Galaxy Workshop

Course on Genomic and Proteomic Approaches to Heart, Lung, Blood and Sleep Disorders

Jackson Laboratory, Bar Harbor, Maine

September 10, 2008

These exercises explore the public interface of Galaxy, which is designed for integrative, reproducible analysis of genomic data. This is a project from Penn State Center for Comparative Genomics and Bioinformatics ( and it is headed by Anton Nekrutenko and James Taylor.

Start at the homepage for Galaxy.

You can pick one of three paths (A, B, or C) through this workshop.

Option A. If you have not had much experience with the UCSC Table Browser, Ensembl's BioMart and use of web-based tools, we provide a series of on-line tutorials that show you step-by-step how do use Galaxy. Under “Use it now” choose “Watch screencasts”.

Option B. Many of you will want to explore the web-based tools that Galaxy offers to get more insight into data that you have obtained, either in your own research or from other sources (e.g. UCSC Table Browser, Ensembl's BioMart). Click on “Use it now” and explore as your curiosity drives you. For those who would like a more focused approach, follow the exercise below.

Option C. Some of you may want to see how to add your own programs to Galaxy or set up your own platform. On the Galaxy homepage, under “Designed for biologists and developers”, choose the links under “Developers”.

Exercises for Option B.

1. Upload precomputed preCRMs and other files of interest into Galaxy.

I built a site (Fig. 1) to access several datasets relevant to regulation of transcription

Fig. 1. Part of the web page with datasets on regulation of transcription.

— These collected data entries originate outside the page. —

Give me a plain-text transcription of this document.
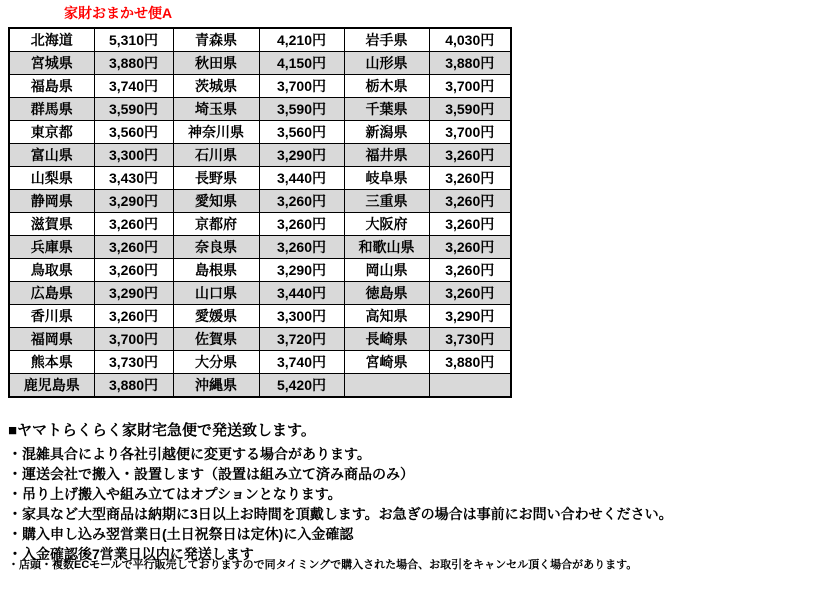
家財おまかせ便A
北海道	5,310円	青森県	4,210円	岩手県	4,030円
宮城県	3,880円	秋田県	4,150円	山形県	3,880円
福島県	3,740円	茨城県	3,700円	栃木県	3,700円
群馬県	3,590円	埼玉県	3,590円	千葉県	3,590円
東京都	3,560円	神奈川県	3,560円	新潟県	3,700円
富山県	3,300円	石川県	3,290円	福井県	3,260円
山梨県	3,430円	長野県	3,440円	岐阜県	3,260円
静岡県	3,290円	愛知県	3,260円	三重県	3,260円
滋賀県	3,260円	京都府	3,260円	大阪府	3,260円
兵庫県	3,260円	奈良県	3,260円	和歌山県	3,260円
鳥取県	3,260円	島根県	3,290円	岡山県	3,260円
広島県	3,290円	山口県	3,440円	徳島県	3,260円
香川県	3,260円	愛媛県	3,300円	高知県	3,290円
福岡県	3,700円	佐賀県	3,720円	長崎県	3,730円
熊本県	3,730円	大分県	3,740円	宮崎県	3,880円
鹿児島県	3,880円	沖縄県	5,420円		
■ヤマトらくらく家財宅急便で発送致します。
・混雑具合により各社引越便に変更する場合があります。
・運送会社で搬入・設置します（設置は組み立て済み商品のみ）
・吊り上げ搬入や組み立てはオプションとなります。
・家具など大型商品は納期に3日以上お時間を頂戴します。お急ぎの場合は事前にお問い合わせください。
・購入申し込み翌営業日(土日祝祭日は定休)に入金確認
・入金確認後7営業日以内に発送します
・店頭・複数ECモールで平行販売しておりますので同タイミングで購入された場合、お取引をキャンセル頂く場合があります。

Choose the datasets you are interested in, copy the URL for the dataset and paste it intoGalaxy. As shown in Fig. 2, use "Get Data" and "Upload File from your computer". This puts the datasets into Galaxy; you will see them in your history column. They are lists of chromosomal coordinates for the DNA intervals on the hg18 (2006) assembly of the human genome.

Fig. 2. Galaxy screen showing pasting of URL for dataset into the window for data uploads.

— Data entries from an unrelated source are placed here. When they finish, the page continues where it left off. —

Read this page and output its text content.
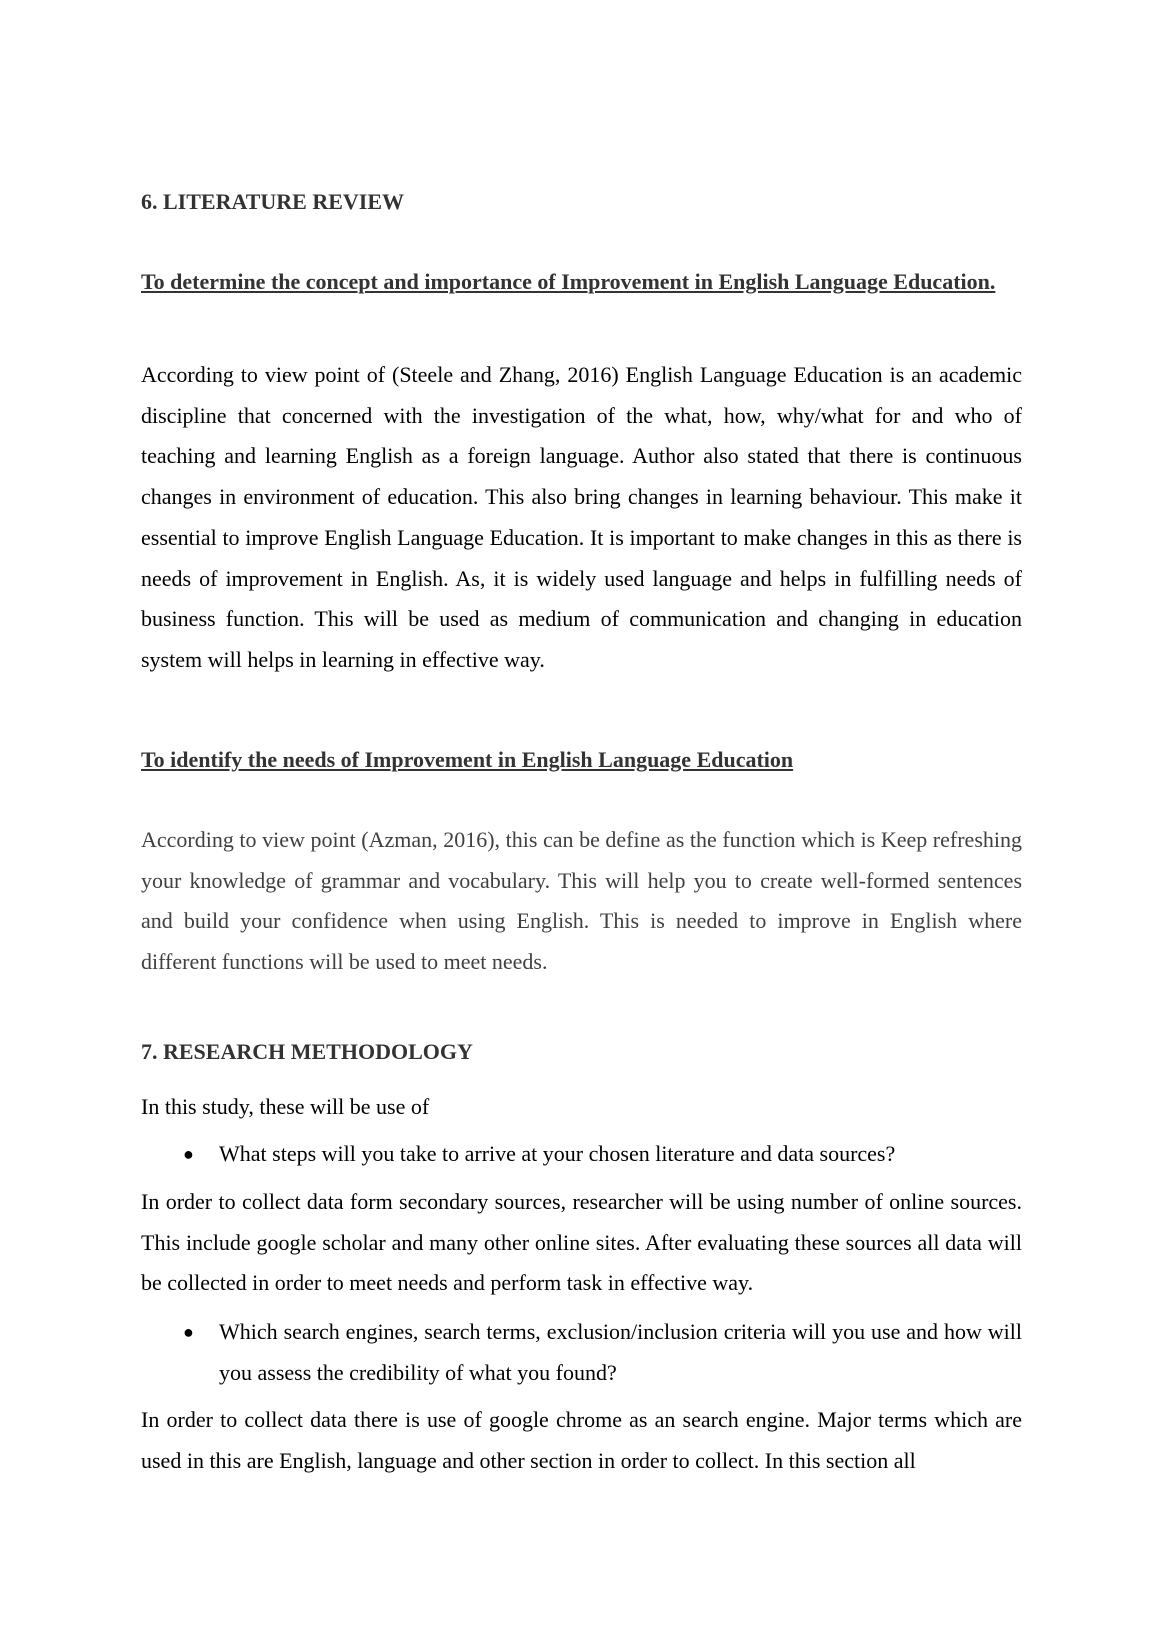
6. LITERATURE REVIEW
To determine the concept and importance of Improvement in English Language Education.

According to view point of (Steele and Zhang, 2016) English Language Education is an academic discipline that concerned with the investigation of the what, how, why/what for and who of teaching and learning English as a foreign language. Author also stated that there is continuous changes in environment of education. This also bring changes in learning behaviour. This make it essential to improve English Language Education. It is important to make changes in this as there is needs of improvement in English. As, it is widely used language and helps in fulfilling needs of business function. This will be used as medium of communication and changing in education system will helps in learning in effective way.

To identify the needs of Improvement in English Language Education

According to view point (Azman, 2016), this can be define as the function which is Keep refreshing your knowledge of grammar and vocabulary. This will help you to create well-formed sentences and build your confidence when using English. This is needed to improve in English where different functions will be used to meet needs.

7. RESEARCH METHODOLOGY

In this study, these will be use of

● What steps will you take to arrive at your chosen literature and data sources?

In order to collect data form secondary sources, researcher will be using number of online sources. This include google scholar and many other online sites. After evaluating these sources all data will be collected in order to meet needs and perform task in effective way.

● Which search engines, search terms, exclusion/inclusion criteria will you use and how will you assess the credibility of what you found?

In order to collect data there is use of google chrome as an search engine. Major terms which are used in this are English, language and other section in order to collect. In this section all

Note that the set of highly conserved regions is very large and will take a while to load. Choose at least two datasets.

2. (Optional)Choose a region to study (or you can do whole genome analysis, it just takes longer).

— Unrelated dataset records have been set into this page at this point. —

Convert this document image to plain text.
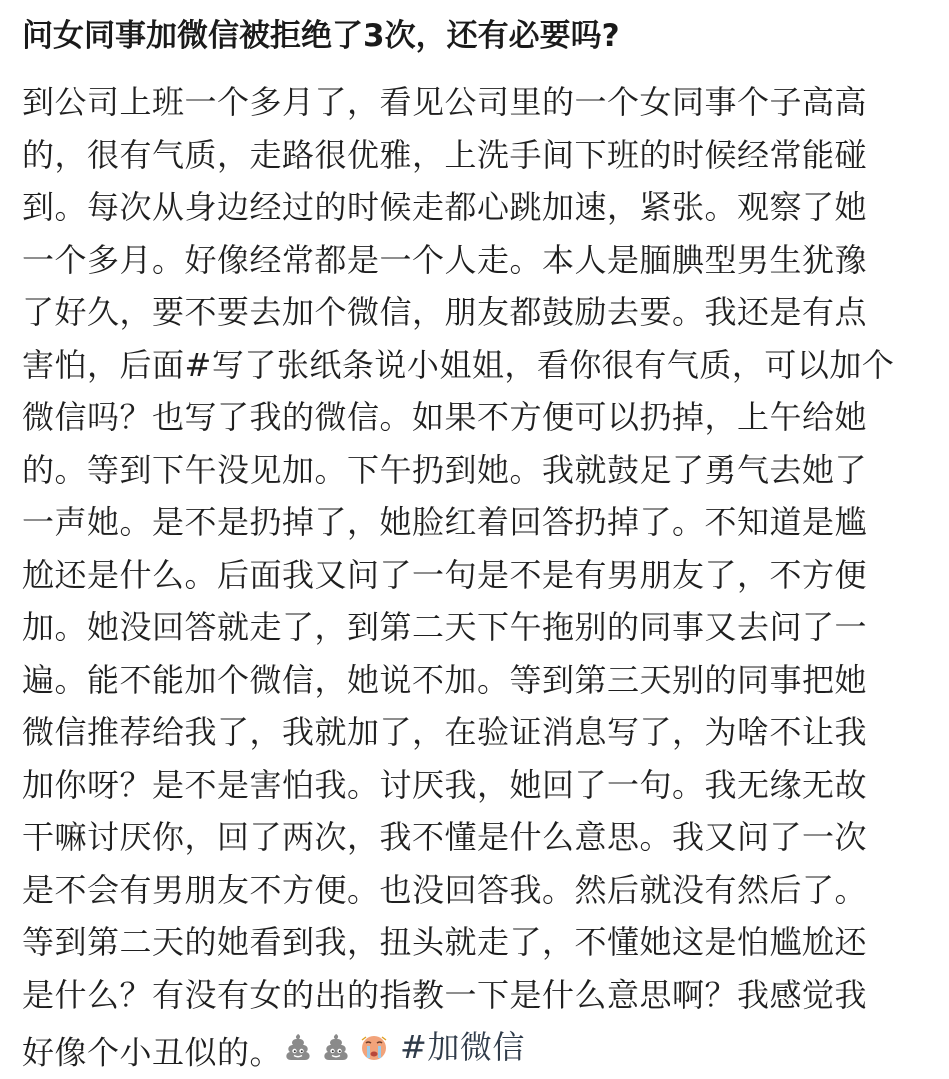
问女同事加微信被拒绝了3次，还有必要吗?
到公司上班一个多月了，看见公司里的一个女同事个子高高
的，很有气质，走路很优雅，上洗手间下班的时候经常能碰
到。每次从身边经过的时候走都心跳加速，紧张。观察了她
一个多月。好像经常都是一个人走。本人是腼腆型男生犹豫
了好久，要不要去加个微信，朋友都鼓励去要。我还是有点
害怕，后面#写了张纸条说小姐姐，看你很有气质，可以加个
微信吗？也写了我的微信。如果不方便可以扔掉，上午给她
的。等到下午没见加。下午扔到她。我就鼓足了勇气去她了
一声她。是不是扔掉了，她脸红着回答扔掉了。不知道是尴
尬还是什么。后面我又问了一句是不是有男朋友了，不方便
加。她没回答就走了，到第二天下午拖别的同事又去问了一
遍。能不能加个微信，她说不加。等到第三天别的同事把她
微信推荐给我了，我就加了，在验证消息写了，为啥不让我
加你呀？是不是害怕我。讨厌我，她回了一句。我无缘无故
干嘛讨厌你，回了两次，我不懂是什么意思。我又问了一次
是不会有男朋友不方便。也没回答我。然后就没有然后了。
等到第二天的她看到我，扭头就走了，不懂她这是怕尴尬还
是什么？有没有女的出的指教一下是什么意思啊？我感觉我
好像个小丑似的。	#加微信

If you are interested in a particular region, of course choose that. Particularly deep information is available on the ENCODE pilot project regions (Birney et al. 2007) ( Here are some examples:

ENm001CFTR and surrounding genes

ENm002Interleukins

ENm003Apolipoprotein cluster

ENm006region on ChrX

ENm008alpha-globin and related genes

ENm009beta-globin and related genes

ENm010HOXA cluster

ENm011IGF2/H19 cluster

ENm012FOXP2 region

You can get the coordinates for an interval from the UCSC Genome Browser or the Table Browser proxy under “Get Data” in Galaxy. Use these coordinates as one (very simple) data item in your history.

3. Use "Operate on Genomics Intervals", choosing the "Intersect" tool (Fig. 3) to:

a. Find the predicted CRMs (based on alignments or on direct biochemical data) in your genomic region of interest.

b. Compare the two sets of preCRMs. What fraction overlap, and what fraction are distinctive?

Fig. 3. Galaxy screen showing use of the Intersect command.

4. Compute the phastCons scores for preCRMs of interest.

Under "Get Genomic Scores", choose "Aggregate datapoints" (Fig. 4), and follow the directions to get the mean, minimum, and maximum, phastCons scores for each interval.

Fig. 4. Galaxy screen showing use of the “Aggregate datapoints” command.

5. Plot the distribution of these scores; under the “Graph/Display Data” choose “Histogram” (Fig. 5).

Fig. 4. Galaxy screen showing use of the “Histogram” command.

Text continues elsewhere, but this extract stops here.